SpeechLab Member Successfully Earned the Best Student Paper Award at ISCSLP2016

The 10th International Symposium on Chinese spoken language processing(ISCSLP2016) was held in Tianjin from 17th October to 20th October. ISCSLP is a flagship IEEE conference about Chinese spoken language processing. There are Speech-Lab members, who was tutored by Prof. Kai yu and Prof. Yamin Qian, publishing in total 4 papers, one of them, about multi-task joint-learning for robust voice activity detection, was honored Best Student Paper Award. At ISCSLP2016 , there 137 papers enrolled, 10 papers of them having the chance to run for the Best Student Award, and only 2 of them eventually getting the award.

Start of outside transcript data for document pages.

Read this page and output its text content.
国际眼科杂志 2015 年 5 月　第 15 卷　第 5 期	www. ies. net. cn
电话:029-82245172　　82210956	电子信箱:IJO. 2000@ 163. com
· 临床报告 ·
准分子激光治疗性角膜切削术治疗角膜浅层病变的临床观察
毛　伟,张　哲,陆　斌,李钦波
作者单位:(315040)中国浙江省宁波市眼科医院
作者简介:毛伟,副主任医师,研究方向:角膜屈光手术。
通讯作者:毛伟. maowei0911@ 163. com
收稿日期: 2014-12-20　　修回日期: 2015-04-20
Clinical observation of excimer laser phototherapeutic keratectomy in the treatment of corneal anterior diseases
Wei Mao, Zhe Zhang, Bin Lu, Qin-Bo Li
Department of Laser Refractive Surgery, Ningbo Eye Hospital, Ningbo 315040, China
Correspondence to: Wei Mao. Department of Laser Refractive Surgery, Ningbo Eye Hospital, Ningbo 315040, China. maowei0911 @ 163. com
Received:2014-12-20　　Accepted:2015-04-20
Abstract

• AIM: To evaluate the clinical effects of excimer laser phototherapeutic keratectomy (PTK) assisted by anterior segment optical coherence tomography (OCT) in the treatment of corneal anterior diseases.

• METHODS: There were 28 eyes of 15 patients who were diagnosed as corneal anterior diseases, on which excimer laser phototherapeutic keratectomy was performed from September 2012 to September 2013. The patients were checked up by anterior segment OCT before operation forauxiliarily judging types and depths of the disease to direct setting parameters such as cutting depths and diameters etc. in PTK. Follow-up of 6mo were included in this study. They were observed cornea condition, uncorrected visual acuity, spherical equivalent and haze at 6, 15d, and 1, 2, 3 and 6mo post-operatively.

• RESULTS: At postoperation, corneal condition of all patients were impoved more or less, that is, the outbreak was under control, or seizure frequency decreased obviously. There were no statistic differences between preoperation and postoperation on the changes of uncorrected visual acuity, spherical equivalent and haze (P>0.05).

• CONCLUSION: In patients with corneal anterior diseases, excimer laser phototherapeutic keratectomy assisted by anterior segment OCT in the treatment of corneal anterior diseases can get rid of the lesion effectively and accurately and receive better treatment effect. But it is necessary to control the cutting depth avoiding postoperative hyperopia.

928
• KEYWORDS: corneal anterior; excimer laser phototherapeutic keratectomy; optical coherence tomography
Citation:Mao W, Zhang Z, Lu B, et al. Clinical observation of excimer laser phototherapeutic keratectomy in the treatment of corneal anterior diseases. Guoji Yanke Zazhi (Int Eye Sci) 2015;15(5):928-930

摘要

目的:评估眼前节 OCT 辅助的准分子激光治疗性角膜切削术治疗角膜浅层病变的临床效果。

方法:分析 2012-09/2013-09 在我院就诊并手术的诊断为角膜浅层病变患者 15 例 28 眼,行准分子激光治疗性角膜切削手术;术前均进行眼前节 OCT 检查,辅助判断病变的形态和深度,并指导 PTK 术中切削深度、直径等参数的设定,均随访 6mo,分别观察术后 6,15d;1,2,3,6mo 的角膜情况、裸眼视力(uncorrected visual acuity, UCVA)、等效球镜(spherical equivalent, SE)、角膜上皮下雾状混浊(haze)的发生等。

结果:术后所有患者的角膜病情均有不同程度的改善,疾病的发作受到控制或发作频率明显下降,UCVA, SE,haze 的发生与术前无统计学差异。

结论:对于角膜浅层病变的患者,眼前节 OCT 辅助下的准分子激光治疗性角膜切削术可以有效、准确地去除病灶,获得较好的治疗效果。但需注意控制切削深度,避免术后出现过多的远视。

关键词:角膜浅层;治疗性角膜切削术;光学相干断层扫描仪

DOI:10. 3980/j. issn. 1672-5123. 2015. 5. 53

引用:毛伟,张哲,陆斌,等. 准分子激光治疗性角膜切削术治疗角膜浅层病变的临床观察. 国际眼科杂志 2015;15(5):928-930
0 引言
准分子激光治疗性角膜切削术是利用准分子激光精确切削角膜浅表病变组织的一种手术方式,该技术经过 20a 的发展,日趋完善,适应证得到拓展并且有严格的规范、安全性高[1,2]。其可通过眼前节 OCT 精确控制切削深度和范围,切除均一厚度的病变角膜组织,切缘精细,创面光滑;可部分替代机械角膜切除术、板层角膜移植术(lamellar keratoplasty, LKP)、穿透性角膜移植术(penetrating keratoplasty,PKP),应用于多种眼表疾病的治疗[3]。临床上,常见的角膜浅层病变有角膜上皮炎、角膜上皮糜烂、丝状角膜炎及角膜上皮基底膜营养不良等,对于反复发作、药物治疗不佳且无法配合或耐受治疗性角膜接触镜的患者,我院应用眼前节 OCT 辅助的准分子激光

Here is the abstract  of awarded paper:

Model based VAD approaches have been widely used and achieved success in practice. These approaches usually cast VAD as a frame-level classification problem and employ statistical classifiers, such as Gaussian Mixture Model (GMM) or Deep Neural Network (DNN) to assign a speech/silence label for each frame. Due to the frame independent assumption classification, the VAD results tend to be fragile. To address this problem, in this paper, a new structured multi-frame prediction DNN approach is proposed to improve the segment-level VAD performance. During DNN training, VAD labels of multiple consecutive frames are concatenated together as targets and jointly trained with a speech enhancement task to achieve robustness under noisy conditions. During testing, the VAD label for each frame is obtained by merging the prediction results from neighbouring frames. Experiments on an Aurora 4 dataset showed that, conventional DNN based VAD has poor and unstable prediction performance while the proposed multitask trained VAD is much more robust.